Abstract

In his review of Martial Gueroult’s book on Spinoza, Deleuze claims that it is a perfect example of his own methodology and furthermore that Spinoza’s theories are the most suitable and definitive object for such a method. Gueroult’s method then should not be regarded as a straightforward tool for providing a historical account of past philosophies, but instead as pertinent to a definite philosophy of the history of philosophy whose conditions can be found in the same sort of “genetic rationalism” as is employed within philosophical systems like Spinoza’s. The coherence that Deleuze detects is between the method employed by Gueroult and the objects to which it is applied; and those objects appear as realizations of the historical conditions of philosophy.
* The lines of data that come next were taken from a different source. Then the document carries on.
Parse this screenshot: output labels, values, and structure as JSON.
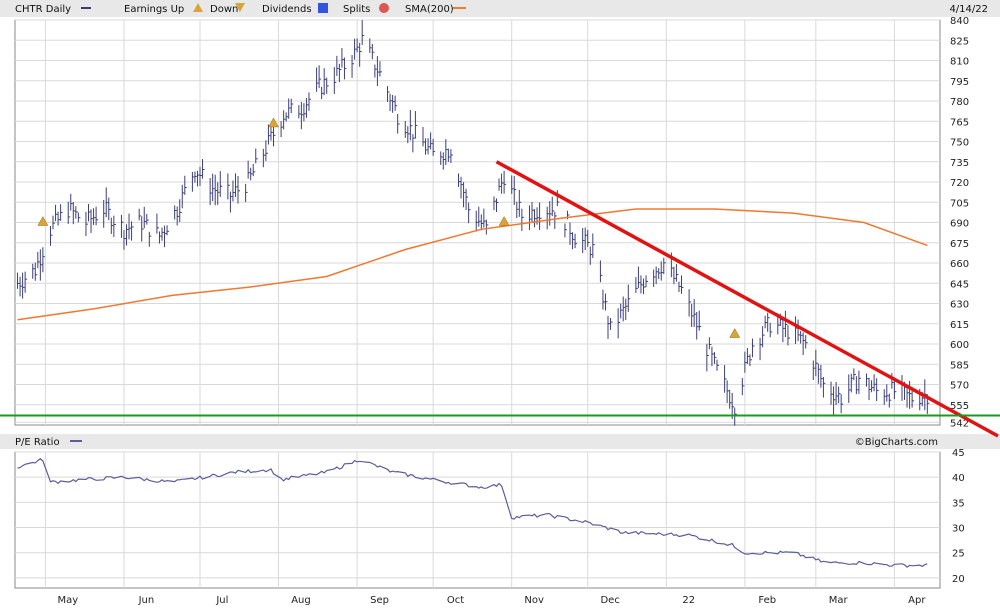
{
  "header": {
    "symbol_label": "CHTR Daily",
    "earnings_up_label": "Earnings Up",
    "earnings_down_label": "Down",
    "dividends_label": "Dividends",
    "splits_label": "Splits",
    "sma_label": "SMA(200)",
    "date": "4/14/22",
    "pe_label": "P/E Ratio",
    "brand": "©BigCharts.com"
  },
  "colors": {
    "price": "#3b3f7a",
    "sma": "#f07830",
    "trendline": "#e41111",
    "support": "#1a9a1a",
    "pe": "#5a5e9a",
    "grid": "#d9d9d9",
    "header_bg": "#e8e8e8",
    "dividend_icon": "#3355dd",
    "split_icon": "#dd5555",
    "earnings_icon": "#d9a53a"
  },
  "chart_data": [
    {
      "type": "line",
      "name": "price",
      "title": "CHTR Daily",
      "y_ticks": [
        840,
        825,
        810,
        795,
        780,
        765,
        750,
        735,
        720,
        705,
        690,
        675,
        660,
        645,
        630,
        615,
        600,
        585,
        570,
        555,
        542
      ],
      "ylim": [
        540,
        840
      ],
      "x_months": [
        "May",
        "Jun",
        "Jul",
        "Aug",
        "Sep",
        "Oct",
        "Nov",
        "Dec",
        "22",
        "Feb",
        "Mar",
        "Apr"
      ],
      "x": [
        "Apr 2021",
        "May 2021",
        "Jun 2021",
        "Jul 2021",
        "Aug 2021",
        "Sep 2021",
        "Oct 2021",
        "Nov 2021",
        "Dec 2021",
        "Jan 2022",
        "Feb 2022",
        "Mar 2022",
        "Apr 2022"
      ],
      "series": [
        {
          "name": "CHTR Daily",
          "x": [
            "2021-04-20",
            "2021-04-27",
            "2021-05-03",
            "2021-05-10",
            "2021-05-17",
            "2021-05-24",
            "2021-06-01",
            "2021-06-08",
            "2021-06-15",
            "2021-06-22",
            "2021-06-29",
            "2021-07-06",
            "2021-07-13",
            "2021-07-20",
            "2021-07-27",
            "2021-08-03",
            "2021-08-10",
            "2021-08-17",
            "2021-08-24",
            "2021-08-31",
            "2021-09-03",
            "2021-09-10",
            "2021-09-17",
            "2021-09-24",
            "2021-10-01",
            "2021-10-08",
            "2021-10-15",
            "2021-10-22",
            "2021-10-29",
            "2021-11-05",
            "2021-11-12",
            "2021-11-19",
            "2021-11-26",
            "2021-12-03",
            "2021-12-10",
            "2021-12-17",
            "2021-12-24",
            "2021-12-31",
            "2022-01-07",
            "2022-01-14",
            "2022-01-21",
            "2022-01-28",
            "2022-02-04",
            "2022-02-11",
            "2022-02-18",
            "2022-02-25",
            "2022-03-04",
            "2022-03-11",
            "2022-03-18",
            "2022-03-25",
            "2022-04-01",
            "2022-04-08",
            "2022-04-14"
          ],
          "values": [
            645,
            655,
            685,
            700,
            690,
            700,
            685,
            690,
            680,
            700,
            730,
            715,
            710,
            720,
            745,
            770,
            775,
            790,
            800,
            815,
            825,
            800,
            770,
            755,
            740,
            745,
            700,
            685,
            725,
            695,
            700,
            700,
            680,
            670,
            610,
            630,
            650,
            660,
            640,
            610,
            580,
            555,
            600,
            615,
            610,
            600,
            570,
            560,
            575,
            565,
            565,
            560,
            563
          ]
        },
        {
          "name": "SMA(200)",
          "x": [
            "2021-04-20",
            "2021-05-20",
            "2021-06-20",
            "2021-07-20",
            "2021-08-20",
            "2021-09-20",
            "2021-10-20",
            "2021-11-20",
            "2021-12-20",
            "2022-01-20",
            "2022-02-20",
            "2022-03-20",
            "2022-04-14"
          ],
          "values": [
            618,
            626,
            636,
            642,
            650,
            670,
            685,
            693,
            700,
            700,
            697,
            690,
            673
          ]
        }
      ],
      "trendline": {
        "x": [
          "2021-10-26",
          "2022-04-20"
        ],
        "values": [
          735,
          542
        ]
      },
      "support_level": 547,
      "earnings_markers": [
        {
          "date": "2021-04-30",
          "value": 690
        },
        {
          "date": "2021-07-30",
          "value": 763
        },
        {
          "date": "2021-10-29",
          "value": 690
        },
        {
          "date": "2022-01-28",
          "value": 607
        }
      ]
    },
    {
      "type": "line",
      "name": "pe",
      "title": "P/E Ratio",
      "y_ticks": [
        45,
        40,
        35,
        30,
        25,
        20
      ],
      "ylim": [
        18,
        45
      ],
      "series": [
        {
          "name": "P/E Ratio",
          "x": [
            "2021-04-20",
            "2021-04-30",
            "2021-05-03",
            "2021-05-15",
            "2021-06-01",
            "2021-06-20",
            "2021-07-15",
            "2021-07-29",
            "2021-08-02",
            "2021-08-20",
            "2021-09-02",
            "2021-09-15",
            "2021-10-01",
            "2021-10-20",
            "2021-10-28",
            "2021-11-01",
            "2021-11-15",
            "2021-12-01",
            "2021-12-15",
            "2022-01-10",
            "2022-01-27",
            "2022-02-01",
            "2022-02-20",
            "2022-03-05",
            "2022-03-20",
            "2022-04-01",
            "2022-04-14"
          ],
          "values": [
            42,
            43.5,
            39,
            39.5,
            40,
            39,
            41,
            41.5,
            39.5,
            41,
            43.5,
            41,
            39.5,
            38,
            38.5,
            32,
            32.5,
            31,
            29,
            28.5,
            26.5,
            25,
            25,
            23,
            23,
            22.5,
            22.5
          ]
        }
      ]
    }
  ]
}
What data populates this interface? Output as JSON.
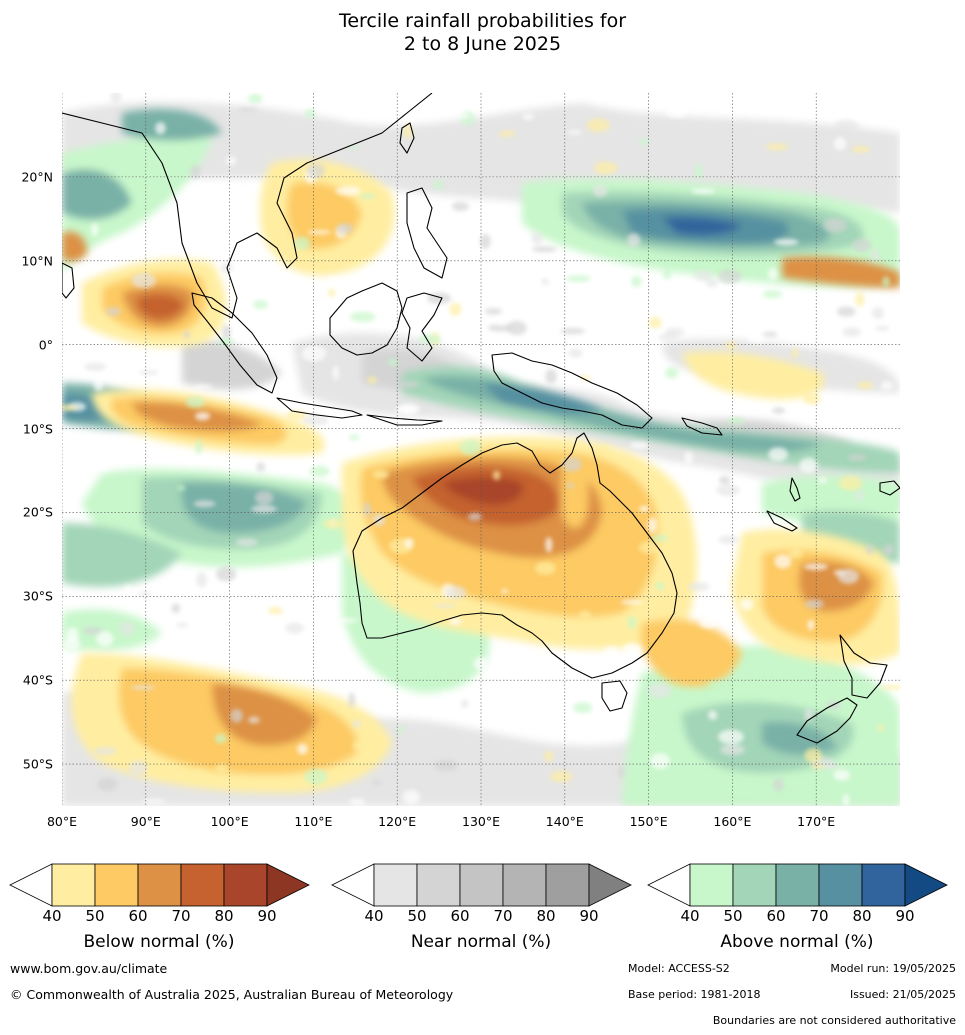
{
  "title": {
    "line1": "Tercile rainfall probabilities for",
    "line2": "2 to 8 June 2025"
  },
  "map": {
    "region": "Indian Ocean, Maritime Continent, Australia and south-west Pacific",
    "lon_range": [
      80,
      180
    ],
    "lat_range": [
      -55,
      30
    ],
    "lat_labels": [
      "20°N",
      "10°N",
      "0°",
      "10°S",
      "20°S",
      "30°S",
      "40°S",
      "50°S"
    ],
    "lat_values": [
      20,
      10,
      0,
      -10,
      -20,
      -30,
      -40,
      -50
    ],
    "lon_labels": [
      "80°E",
      "90°E",
      "100°E",
      "110°E",
      "120°E",
      "130°E",
      "140°E",
      "150°E",
      "160°E",
      "170°E"
    ],
    "lon_values": [
      80,
      90,
      100,
      110,
      120,
      130,
      140,
      150,
      160,
      170
    ],
    "gridlines": "dotted",
    "colors": {
      "below": [
        "#ffeea1",
        "#fdca64",
        "#dd9144",
        "#c5622f",
        "#a8452a",
        "#8d3623"
      ],
      "near": [
        "#e5e5e5",
        "#d4d4d4",
        "#c4c4c4",
        "#b4b4b4",
        "#9f9f9f",
        "#808080"
      ],
      "above": [
        "#c8f7cb",
        "#a3d5b8",
        "#79b1a7",
        "#5791a1",
        "#31649c",
        "#144a83"
      ]
    }
  },
  "legends": [
    {
      "title": "Below normal (%)",
      "ticks": [
        "40",
        "50",
        "60",
        "70",
        "80",
        "90"
      ],
      "color_key": "below"
    },
    {
      "title": "Near normal (%)",
      "ticks": [
        "40",
        "50",
        "60",
        "70",
        "80",
        "90"
      ],
      "color_key": "near"
    },
    {
      "title": "Above normal (%)",
      "ticks": [
        "40",
        "50",
        "60",
        "70",
        "80",
        "90"
      ],
      "color_key": "above"
    }
  ],
  "footer": {
    "website": "www.bom.gov.au/climate",
    "copyright": "© Commonwealth of Australia 2025, Australian Bureau of Meteorology",
    "model": "Model: ACCESS-S2",
    "model_run": "Model run: 19/05/2025",
    "base_period": "Base period: 1981-2018",
    "issued": "Issued: 21/05/2025",
    "disclaimer": "Boundaries are not considered authoritative"
  }
}
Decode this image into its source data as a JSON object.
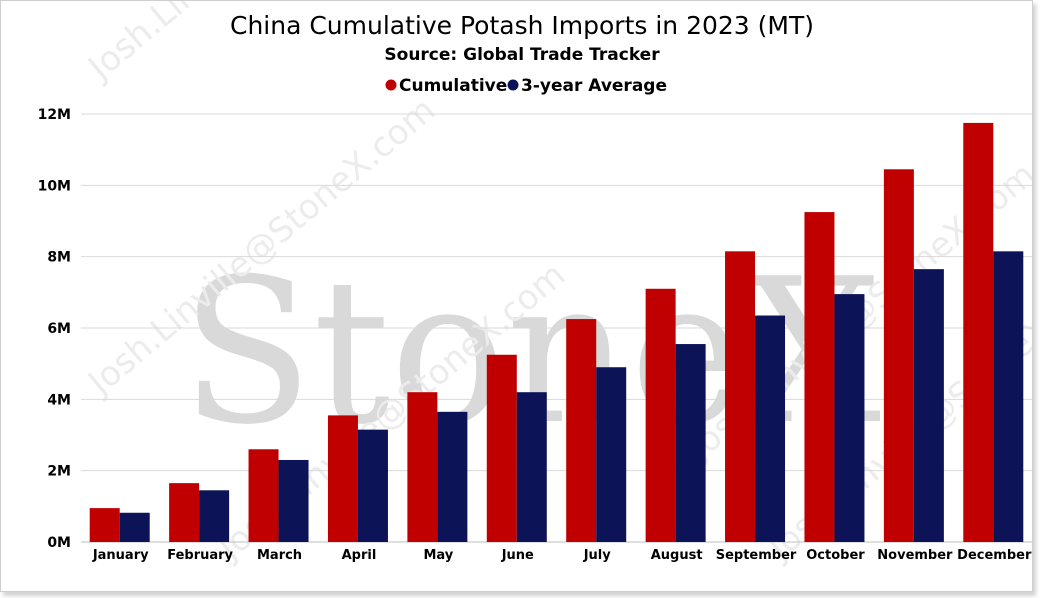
{
  "chart_data": {
    "type": "bar",
    "title": "China Cumulative Potash Imports in 2023 (MT)",
    "subtitle": "Source: Global Trade Tracker",
    "categories": [
      "January",
      "February",
      "March",
      "April",
      "May",
      "June",
      "July",
      "August",
      "September",
      "October",
      "November",
      "December"
    ],
    "series": [
      {
        "name": "Cumulative",
        "color": "#c00000",
        "values": [
          950000,
          1650000,
          2600000,
          3550000,
          4200000,
          5250000,
          6250000,
          7100000,
          8150000,
          9250000,
          10450000,
          11750000
        ]
      },
      {
        "name": "3-year Average",
        "color": "#0d1357",
        "values": [
          820000,
          1450000,
          2300000,
          3150000,
          3650000,
          4200000,
          4900000,
          5550000,
          6350000,
          6950000,
          7650000,
          8150000
        ]
      }
    ],
    "ylim": [
      0,
      12000000
    ],
    "yticks": [
      0,
      2000000,
      4000000,
      6000000,
      8000000,
      10000000,
      12000000
    ],
    "ytick_labels": [
      "0M",
      "2M",
      "4M",
      "6M",
      "8M",
      "10M",
      "12M"
    ],
    "xlabel": "",
    "ylabel": "",
    "legend_position": "top-center",
    "grid": true
  },
  "watermark": {
    "brand": "StoneX",
    "user": "Josh.Linville@StoneX.com"
  }
}
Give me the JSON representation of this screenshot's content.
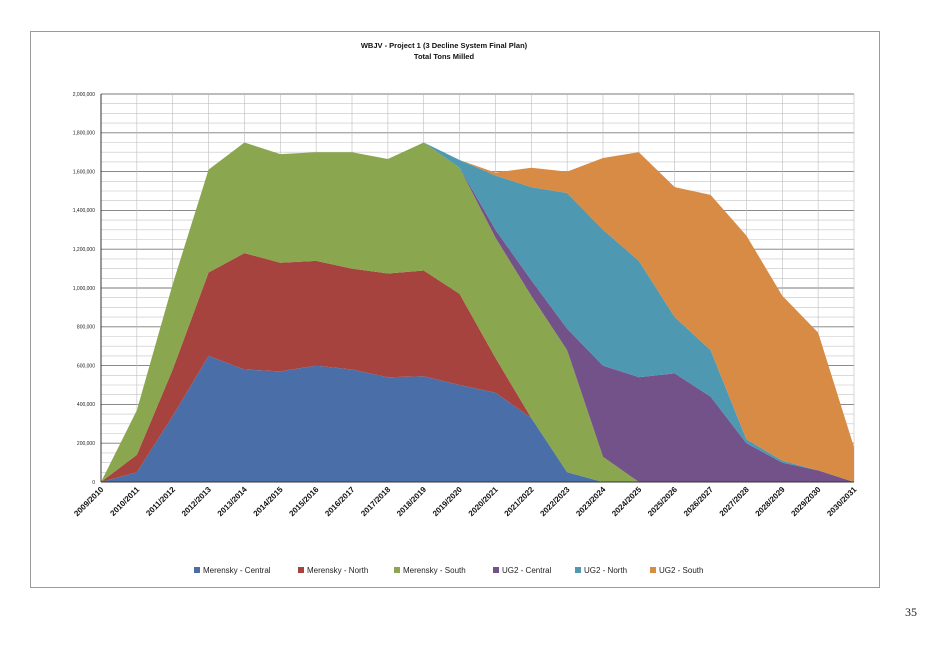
{
  "page": {
    "page_number": "35"
  },
  "chart_data": {
    "type": "area",
    "stacked": true,
    "title": "WBJV - Project 1  (3 Decline System Final Plan)",
    "subtitle": "Total Tons Milled",
    "xlabel": "",
    "ylabel": "",
    "ylim": [
      0,
      2000000
    ],
    "yticks": [
      0,
      200000,
      400000,
      600000,
      800000,
      1000000,
      1200000,
      1400000,
      1600000,
      1800000,
      2000000
    ],
    "ytick_labels": [
      "0",
      "200,000",
      "400,000",
      "600,000",
      "800,000",
      "1,000,000",
      "1,200,000",
      "1,400,000",
      "1,600,000",
      "1,800,000",
      "2,000,000"
    ],
    "grid": true,
    "legend_position": "bottom",
    "categories": [
      "2009/2010",
      "2010/2011",
      "2011/2012",
      "2012/2013",
      "2013/2014",
      "2014/2015",
      "2015/2016",
      "2016/2017",
      "2017/2018",
      "2018/2019",
      "2019/2020",
      "2020/2021",
      "2021/2022",
      "2022/2023",
      "2023/2024",
      "2024/2025",
      "2025/2026",
      "2026/2027",
      "2027/2028",
      "2028/2029",
      "2029/2030",
      "2030/2031"
    ],
    "series": [
      {
        "name": "Merensky - Central",
        "color": "#4a6fa8",
        "values": [
          0,
          50000,
          340000,
          650000,
          580000,
          570000,
          600000,
          580000,
          540000,
          545000,
          500000,
          460000,
          330000,
          50000,
          0,
          0,
          0,
          0,
          0,
          0,
          0,
          0
        ]
      },
      {
        "name": "Merensky - North",
        "color": "#a7433f",
        "values": [
          0,
          90000,
          240000,
          430000,
          600000,
          560000,
          540000,
          520000,
          535000,
          545000,
          470000,
          180000,
          0,
          0,
          0,
          0,
          0,
          0,
          0,
          0,
          0,
          0
        ]
      },
      {
        "name": "Merensky - South",
        "color": "#8aa64e",
        "values": [
          0,
          230000,
          440000,
          530000,
          570000,
          560000,
          560000,
          600000,
          590000,
          660000,
          650000,
          620000,
          630000,
          630000,
          130000,
          0,
          0,
          0,
          0,
          0,
          0,
          0
        ]
      },
      {
        "name": "UG2 - Central",
        "color": "#735189",
        "values": [
          0,
          0,
          0,
          0,
          0,
          0,
          0,
          0,
          0,
          0,
          0,
          40000,
          80000,
          110000,
          470000,
          540000,
          560000,
          440000,
          200000,
          100000,
          60000,
          0
        ]
      },
      {
        "name": "UG2 - North",
        "color": "#4e98b2",
        "values": [
          0,
          0,
          0,
          0,
          0,
          0,
          0,
          0,
          0,
          0,
          40000,
          280000,
          480000,
          700000,
          700000,
          600000,
          290000,
          240000,
          20000,
          10000,
          0,
          0
        ]
      },
      {
        "name": "UG2 - South",
        "color": "#d88b44",
        "values": [
          0,
          0,
          0,
          0,
          0,
          0,
          0,
          0,
          0,
          0,
          0,
          15000,
          100000,
          110000,
          370000,
          560000,
          670000,
          800000,
          1050000,
          850000,
          710000,
          180000
        ]
      }
    ]
  }
}
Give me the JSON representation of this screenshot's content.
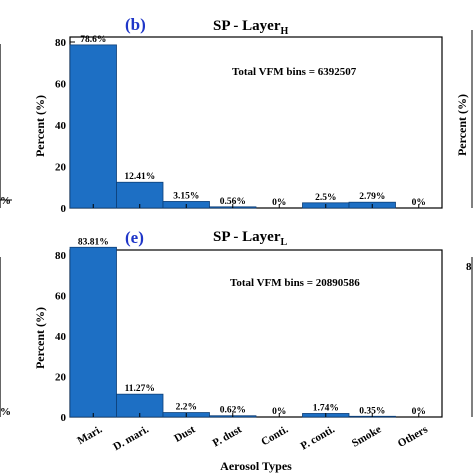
{
  "colors": {
    "bar": "#1d6fc4",
    "bar_edge": "#0d3f78",
    "panel_label": "#1f36c8"
  },
  "neighbors": {
    "left_top_tick": "%",
    "left_bottom_tick": "%",
    "right_ylabel": "Percent (%)",
    "right_tick": "8"
  },
  "chart_data": [
    {
      "type": "bar",
      "panel_label": "(b)",
      "title_main": "SP - Layer",
      "title_sub": "H",
      "annotation": "Total VFM bins = 6392507",
      "categories": [
        "Mari.",
        "D. mari.",
        "Dust",
        "P. dust",
        "Conti.",
        "P. conti.",
        "Smoke",
        "Others"
      ],
      "values": [
        78.6,
        12.41,
        3.15,
        0.56,
        0,
        2.5,
        2.79,
        0
      ],
      "data_labels": [
        "78.6%",
        "12.41%",
        "3.15%",
        "0.56%",
        "0%",
        "2.5%",
        "2.79%",
        "0%"
      ],
      "ylabel": "Percent (%)",
      "xlabel": "",
      "ylim": [
        0,
        80
      ],
      "yticks": [
        0,
        20,
        40,
        60,
        80
      ],
      "show_xticklabels": false,
      "grid": false
    },
    {
      "type": "bar",
      "panel_label": "(e)",
      "title_main": "SP - Layer",
      "title_sub": "L",
      "annotation": "Total VFM bins = 20890586",
      "categories": [
        "Mari.",
        "D. mari.",
        "Dust",
        "P. dust",
        "Conti.",
        "P. conti.",
        "Smoke",
        "Others"
      ],
      "values": [
        83.81,
        11.27,
        2.2,
        0.62,
        0,
        1.74,
        0.35,
        0
      ],
      "data_labels": [
        "83.81%",
        "11.27%",
        "2.2%",
        "0.62%",
        "0%",
        "1.74%",
        "0.35%",
        "0%"
      ],
      "ylabel": "Percent (%)",
      "xlabel": "Aerosol Types",
      "ylim": [
        0,
        80
      ],
      "yticks": [
        0,
        20,
        40,
        60,
        80
      ],
      "show_xticklabels": true,
      "grid": false
    }
  ]
}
The article argues that Gueroult’s monographs had introduced Deleuze to the “genetic or constructive philosophy” of Spinoza, Descartes or Fichte in which those philosophers had employed the same kind of transcendental method to address the historical structural changes of the philosophical problems, From this Deleuze came to understood the possibility that becoming applies to philosophy. In order to support this thesis, the article first introduces Martial Gueroult’s notion of the philosophy of the history of philosophy; then it shows how this can be applied as a method to the study of past philosophical systems; and it deals finally with Deleuze’s personal and original application of this method to produce a creative becoming of philosophy.